Beneficiario: Sección nº 01 de la Audiencia Provincial de Barcelona. Civil
Concepto: 0647000012098322
Parte recurrente/Solicitante: Manuel, Paloma
Procurador/a:
Abogado/a:
Parte recurrida: COMUNIDAD PROPIETARIOS EDIFICIO000
Procurador/a: Jose-Manuel Puig Abos
Abogado/a:
Doña Mª Dolors Portella Lluch
Doña Amelia Mateo Marco
Doña Isabel Adela García de la Torre Fernández
Barcelona, 27 de febrero de 2024
Antecedentes
Se señaló fecha para la celebración de la deliberación, votación y fallo que ha tenido lugar el 23/02/2024.
Fundamentos
Don Manuel y Doña Paloma formularon demanda de impugnación de acuerdos comunitarios frente a la Comunidad de Propietarios de la EDIFICIO000 de L'Hospitalet de Llobregat.
Alegó la representación procesal de los actores, en síntesis, en la demanda, que eran propietarios de piso DIRECCION000 de esa finca y en fecha 30 de abril de 2019 la Comunidad de Propietarios había aprobado la instalación de un ascensor siguiendo unas determinadas prescripciones técnicas y presupuesto. Esa decisión era muy lesiva para sus mandantes, porque afectaba a las condiciones de habitabilidad de su vivienda, y por ello habían presentado un proyecto alternativo al aprobado.

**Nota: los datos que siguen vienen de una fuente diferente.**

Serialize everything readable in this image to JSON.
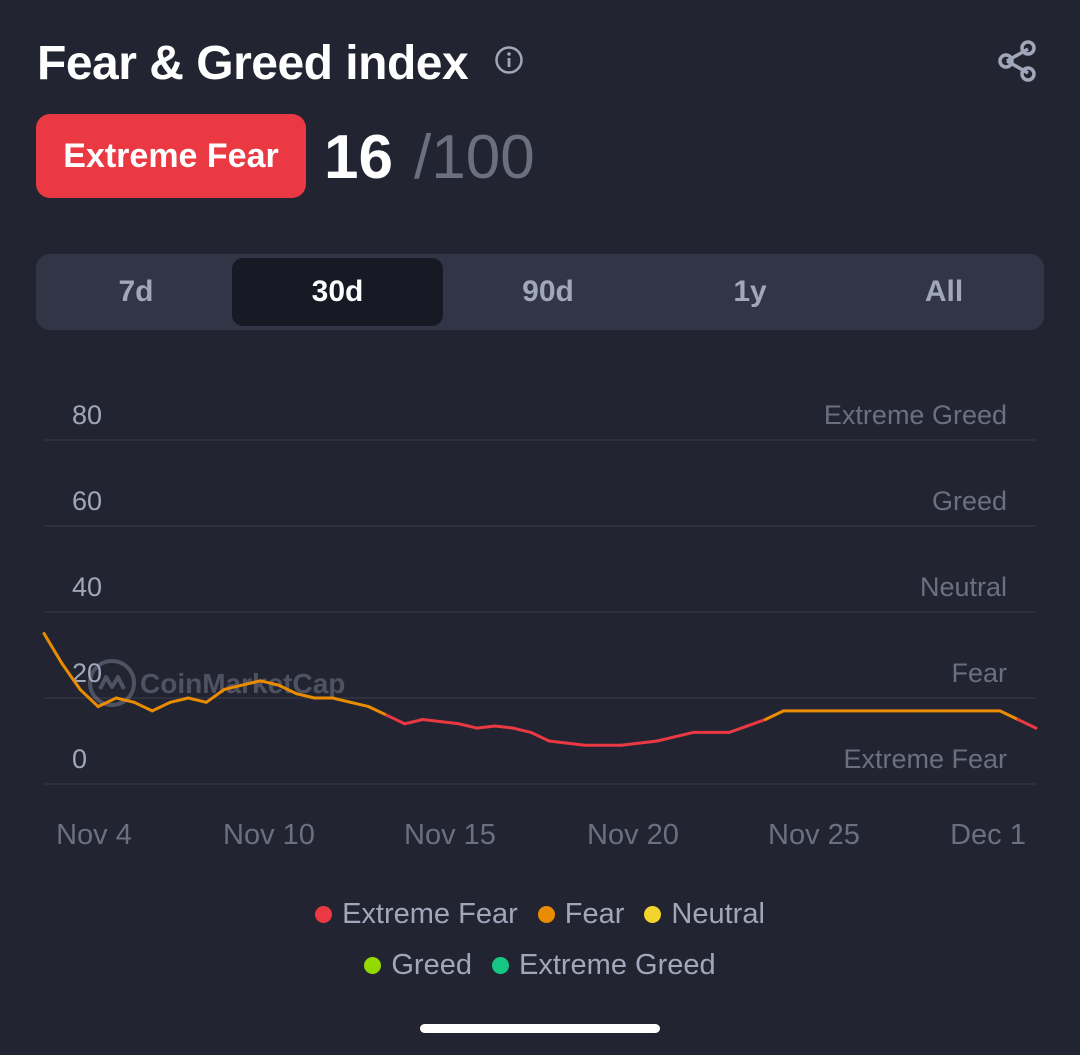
{
  "header": {
    "title": "Fear & Greed index",
    "info_icon": "info-icon",
    "share_icon": "share-icon"
  },
  "status": {
    "label": "Extreme Fear",
    "value": "16",
    "max": "/100",
    "color": "#ea3943"
  },
  "tabs": [
    {
      "label": "7d",
      "active": false
    },
    {
      "label": "30d",
      "active": true
    },
    {
      "label": "90d",
      "active": false
    },
    {
      "label": "1y",
      "active": false
    },
    {
      "label": "All",
      "active": false
    }
  ],
  "watermark": "CoinMarketCap",
  "chart_data": {
    "type": "line",
    "y_ticks": [
      "80",
      "60",
      "40",
      "20",
      "0"
    ],
    "zone_labels": [
      "Extreme Greed",
      "Greed",
      "Neutral",
      "Fear",
      "Extreme Fear"
    ],
    "x_tick_labels": [
      "Nov 4",
      "Nov 10",
      "Nov 15",
      "Nov 20",
      "Nov 25",
      "Dec 1"
    ],
    "ylim": [
      -5,
      85
    ],
    "grid": true,
    "series": [
      {
        "values": [
          35,
          28,
          22,
          18,
          20,
          19,
          17,
          19,
          20,
          19,
          22,
          23,
          24,
          23,
          21,
          20,
          20,
          19,
          18,
          16,
          14,
          15,
          14.5,
          14,
          13,
          13.5,
          13,
          12,
          10,
          9.5,
          9,
          9,
          9,
          9.5,
          10,
          11,
          12,
          12,
          12,
          13.5,
          15,
          17,
          17,
          17,
          17,
          17,
          17,
          17,
          17,
          17,
          17,
          17,
          17,
          17,
          15,
          13
        ]
      }
    ],
    "zone_colors": {
      "extreme_fear": "#ea3943",
      "fear": "#ea8c00",
      "neutral": "#f3d42f",
      "greed": "#93d900",
      "extreme_greed": "#16c784"
    }
  },
  "legend": [
    {
      "label": "Extreme Fear",
      "color": "#ea3943"
    },
    {
      "label": "Fear",
      "color": "#ea8c00"
    },
    {
      "label": "Neutral",
      "color": "#f3d42f"
    },
    {
      "label": "Greed",
      "color": "#93d900"
    },
    {
      "label": "Extreme Greed",
      "color": "#16c784"
    }
  ]
}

El proyecto alternativo que presentaban era más caro (85.000 €, sin contar licencias y visados) porque no transcurría por el patio de luces, sino por la escalera, aunque este proyecto no afectaba en nada a los propietarios de los pisos DIRECCION001 y DIRECCION000. El proyecto aprobado tenía un coste de 68.177,68 € (más coste de licencias, visados y otros gastos imprevistos). Como consecuencia de la instalación del ascensor según el proyecto de la Comunidad, los actores se verían afectados con: a) pérdida de iluminación en ventana de una habitación del inmueble; 2) afectación a la salida al patio de luces, lo que afectaba a la valoración del inmueble, según acreditaba con un Informe Pericial. En el caso de mantener la inversión del inmueble como de alquiler, perderían, ellos o sus herederos, en 30 años, 54.000 € de rentas, y el valor descendería de 123.626,70 €, al menos a 106.894,50. Actualmente el piso estaba alquilado. Por todo ello, solicitaba la condena de la demandada a llevar a cabo el proyecto alternativo propuesto por esa parte; o bien, a indemnizar a los actores en un total de 54.000 €, en que se estimaba la depreciación en su patrimonio que iban a padecer.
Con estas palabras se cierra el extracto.